- Interactive map of Jory Restaurant

Restaurant information
- Food type: Modern American
- Location: 2525 Allison Lane, Newberg, Oregon, 97132, United States
- Coordinates: 45°19′10″N 122°56′49″W﻿ / ﻿45.3195°N 122.9469°W

= Jory Restaurant =

Restaurant in Newberg, Oregon, U.S.

Jory Restaurant, or simply Jory, is a restaurant at the Allison Inn and Spa in Newberg, Oregon, United States.

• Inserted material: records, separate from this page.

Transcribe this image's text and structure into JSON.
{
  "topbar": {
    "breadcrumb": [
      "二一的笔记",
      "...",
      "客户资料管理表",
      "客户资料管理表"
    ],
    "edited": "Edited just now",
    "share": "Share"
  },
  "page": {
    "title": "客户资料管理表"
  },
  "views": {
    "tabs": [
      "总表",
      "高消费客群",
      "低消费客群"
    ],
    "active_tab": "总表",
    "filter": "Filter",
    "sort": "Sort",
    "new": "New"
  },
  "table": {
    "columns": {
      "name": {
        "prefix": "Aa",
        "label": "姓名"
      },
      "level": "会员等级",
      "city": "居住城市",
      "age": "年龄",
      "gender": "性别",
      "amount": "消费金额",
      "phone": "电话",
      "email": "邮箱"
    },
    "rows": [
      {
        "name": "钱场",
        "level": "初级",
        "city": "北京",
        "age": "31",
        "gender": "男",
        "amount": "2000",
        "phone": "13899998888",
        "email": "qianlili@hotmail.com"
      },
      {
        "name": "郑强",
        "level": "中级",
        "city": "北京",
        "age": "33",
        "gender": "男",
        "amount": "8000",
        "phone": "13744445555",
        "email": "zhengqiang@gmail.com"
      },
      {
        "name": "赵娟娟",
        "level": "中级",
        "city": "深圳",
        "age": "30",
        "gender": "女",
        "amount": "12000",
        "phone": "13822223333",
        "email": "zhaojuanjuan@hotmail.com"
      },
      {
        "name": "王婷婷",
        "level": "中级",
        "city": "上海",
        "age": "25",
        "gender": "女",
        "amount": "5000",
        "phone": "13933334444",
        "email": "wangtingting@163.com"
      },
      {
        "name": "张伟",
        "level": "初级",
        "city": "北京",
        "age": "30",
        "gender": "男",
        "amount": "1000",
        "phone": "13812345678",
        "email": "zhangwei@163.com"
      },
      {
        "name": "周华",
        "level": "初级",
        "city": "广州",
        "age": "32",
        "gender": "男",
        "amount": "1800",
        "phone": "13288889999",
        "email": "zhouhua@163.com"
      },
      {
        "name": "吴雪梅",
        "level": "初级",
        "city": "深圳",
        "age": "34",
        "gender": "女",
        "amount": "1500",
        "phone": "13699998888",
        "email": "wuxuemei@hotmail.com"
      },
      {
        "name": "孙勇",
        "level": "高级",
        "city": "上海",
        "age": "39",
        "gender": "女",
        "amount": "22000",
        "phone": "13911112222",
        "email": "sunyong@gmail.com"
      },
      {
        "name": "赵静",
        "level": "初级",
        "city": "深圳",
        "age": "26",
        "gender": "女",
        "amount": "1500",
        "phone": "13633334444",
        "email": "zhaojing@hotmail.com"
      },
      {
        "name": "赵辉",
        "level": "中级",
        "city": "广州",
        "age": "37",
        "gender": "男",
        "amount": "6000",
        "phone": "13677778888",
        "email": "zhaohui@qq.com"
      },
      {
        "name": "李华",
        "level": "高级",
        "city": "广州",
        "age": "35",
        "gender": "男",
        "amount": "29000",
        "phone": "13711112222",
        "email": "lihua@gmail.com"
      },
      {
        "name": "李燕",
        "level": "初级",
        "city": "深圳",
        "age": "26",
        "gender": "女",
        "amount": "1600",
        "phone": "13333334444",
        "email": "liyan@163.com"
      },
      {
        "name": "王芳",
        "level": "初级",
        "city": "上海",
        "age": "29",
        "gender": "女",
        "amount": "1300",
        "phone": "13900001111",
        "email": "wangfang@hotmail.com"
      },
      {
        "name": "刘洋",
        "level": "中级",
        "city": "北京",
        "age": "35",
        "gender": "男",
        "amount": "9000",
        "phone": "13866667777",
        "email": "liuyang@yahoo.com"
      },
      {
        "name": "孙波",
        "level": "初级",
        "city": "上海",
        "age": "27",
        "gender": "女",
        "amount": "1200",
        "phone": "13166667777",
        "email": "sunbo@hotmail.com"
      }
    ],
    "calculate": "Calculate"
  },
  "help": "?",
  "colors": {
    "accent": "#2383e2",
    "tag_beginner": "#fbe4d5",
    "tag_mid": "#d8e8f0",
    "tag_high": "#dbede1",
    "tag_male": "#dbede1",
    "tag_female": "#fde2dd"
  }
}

== Description and reception ==
Jory offers farm-to-table dining. The Modern American menu has included English pea soup, halibut with asparagus, and Oregon pinot noirs. Frommer's gives the restaurant a rating of three out of three stars and says:
The Allison Inn's stylish restaurant, under the direction of Chef Sunny Jin (formerly of the French Laundry in Napa), adheres to the same high standards you’ll find throughout the resort’s property. The windowed walls look south across the Willamette Valley toward the farms and woodlands where much of the food is sourced. Fresh vegetables and herbs are also planted and harvested in the chef's garden on the grounds of the hotel.

Jory was included in Wine Enthusiast magazine's 2017 list of "America's 100 Best Wine Restaurants". In 2018, Gerry Frank included the Allison Inn and Spa and Jory in The Oregonians overview of "the best of the Willamette Valley".

Forbes Travel Guide rates the restaurant four out of five stars, as of 2022.